Microfluidic Device for the Electrokinetic Manipulation of Single Molecules

Manipulation and trapping of single molecules in solution is a useful tool for studies of biological molecules and molecular dynamics, but has to date been implemented in only one or two dimensions. The goal of the research in this thesis is to develop a microfluidic device to address the need for three-dimensional manipulation of single fluorescent molecules in solution. The device consists of two pairs of platinum electrodes deposited onto two standard borosilicate glass coverslips via ultraviolet microlithography and ionic sputtering. The two coverslips are sandwiched together such that the electrode tips form a tetrahedral configuration, and by applying appropriate, digitally controlled voltages to each of the four electrodes, the apparatus generates an electric field of selectable directionality and magnitude in the region centered among the electrodes.

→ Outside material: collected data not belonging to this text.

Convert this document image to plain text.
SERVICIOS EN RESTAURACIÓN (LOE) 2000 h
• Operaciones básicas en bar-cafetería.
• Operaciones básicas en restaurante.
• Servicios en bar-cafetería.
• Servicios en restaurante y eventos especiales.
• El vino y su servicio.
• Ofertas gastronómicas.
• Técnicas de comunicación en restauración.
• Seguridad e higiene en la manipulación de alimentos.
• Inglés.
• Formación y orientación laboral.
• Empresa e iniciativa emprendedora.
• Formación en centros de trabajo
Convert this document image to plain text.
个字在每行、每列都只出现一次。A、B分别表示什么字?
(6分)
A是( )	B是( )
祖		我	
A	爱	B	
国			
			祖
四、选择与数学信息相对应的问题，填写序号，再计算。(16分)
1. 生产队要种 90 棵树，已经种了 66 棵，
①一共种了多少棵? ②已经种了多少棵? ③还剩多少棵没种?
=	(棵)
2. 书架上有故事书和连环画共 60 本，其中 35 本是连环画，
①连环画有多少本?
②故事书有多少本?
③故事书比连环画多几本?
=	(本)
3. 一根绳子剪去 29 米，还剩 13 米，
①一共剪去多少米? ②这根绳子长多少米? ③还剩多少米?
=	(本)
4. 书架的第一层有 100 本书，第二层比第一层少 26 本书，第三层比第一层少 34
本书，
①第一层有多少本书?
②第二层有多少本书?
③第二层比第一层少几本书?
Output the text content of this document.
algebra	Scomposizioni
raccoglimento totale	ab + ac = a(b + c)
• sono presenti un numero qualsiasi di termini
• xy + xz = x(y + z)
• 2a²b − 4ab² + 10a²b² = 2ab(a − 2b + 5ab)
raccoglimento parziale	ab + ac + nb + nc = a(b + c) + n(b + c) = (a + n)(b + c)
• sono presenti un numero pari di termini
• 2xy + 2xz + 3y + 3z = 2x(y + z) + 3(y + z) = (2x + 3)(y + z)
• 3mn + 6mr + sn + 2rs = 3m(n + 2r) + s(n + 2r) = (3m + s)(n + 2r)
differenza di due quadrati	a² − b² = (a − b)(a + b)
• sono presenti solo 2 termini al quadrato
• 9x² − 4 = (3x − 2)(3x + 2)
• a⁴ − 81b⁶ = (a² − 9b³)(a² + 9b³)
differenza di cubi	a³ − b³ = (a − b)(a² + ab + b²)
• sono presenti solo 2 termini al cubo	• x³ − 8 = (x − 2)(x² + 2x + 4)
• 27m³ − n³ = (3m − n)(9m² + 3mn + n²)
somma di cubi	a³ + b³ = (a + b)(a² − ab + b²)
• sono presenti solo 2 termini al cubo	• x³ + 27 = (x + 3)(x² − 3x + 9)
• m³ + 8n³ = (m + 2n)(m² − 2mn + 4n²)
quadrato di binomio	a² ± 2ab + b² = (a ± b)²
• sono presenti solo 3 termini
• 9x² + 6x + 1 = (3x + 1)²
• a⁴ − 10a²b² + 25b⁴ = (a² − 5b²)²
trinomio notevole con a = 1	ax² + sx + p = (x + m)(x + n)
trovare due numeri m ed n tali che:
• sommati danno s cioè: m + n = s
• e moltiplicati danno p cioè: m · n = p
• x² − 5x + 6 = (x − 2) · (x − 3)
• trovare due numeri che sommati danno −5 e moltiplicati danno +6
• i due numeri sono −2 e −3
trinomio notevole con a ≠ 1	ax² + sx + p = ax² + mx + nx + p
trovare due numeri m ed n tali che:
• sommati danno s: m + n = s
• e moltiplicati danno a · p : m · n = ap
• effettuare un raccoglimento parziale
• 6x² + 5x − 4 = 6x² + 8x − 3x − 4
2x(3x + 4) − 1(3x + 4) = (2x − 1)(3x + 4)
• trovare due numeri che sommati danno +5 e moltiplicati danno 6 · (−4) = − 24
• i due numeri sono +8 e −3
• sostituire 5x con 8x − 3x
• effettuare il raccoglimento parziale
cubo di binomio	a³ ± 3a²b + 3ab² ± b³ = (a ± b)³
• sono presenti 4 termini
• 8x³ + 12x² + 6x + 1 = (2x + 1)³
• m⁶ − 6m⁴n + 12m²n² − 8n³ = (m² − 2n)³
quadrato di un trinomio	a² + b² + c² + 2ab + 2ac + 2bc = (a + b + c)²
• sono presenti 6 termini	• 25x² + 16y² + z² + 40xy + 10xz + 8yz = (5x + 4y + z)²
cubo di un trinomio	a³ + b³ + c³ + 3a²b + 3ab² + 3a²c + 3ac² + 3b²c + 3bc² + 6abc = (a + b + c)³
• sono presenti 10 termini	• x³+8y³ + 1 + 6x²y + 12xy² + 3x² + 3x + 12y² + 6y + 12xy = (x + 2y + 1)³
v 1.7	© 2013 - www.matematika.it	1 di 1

This field is used to induce motion of the molecule that is to be manipulated through both electrophoresis, for the case of a charged target, and electro-osmosis, for an ionic solution. With the implementation of a Köhler epi-illumination scheme, wide-field imaging with an electron-multiplying charge-coupled device (EM-CCD) is used to visualize the motion of latex beads, which range in size from 624 nm to 1.091 μm, and to thereby characterize the electrophoretic and electro-osmotic motion.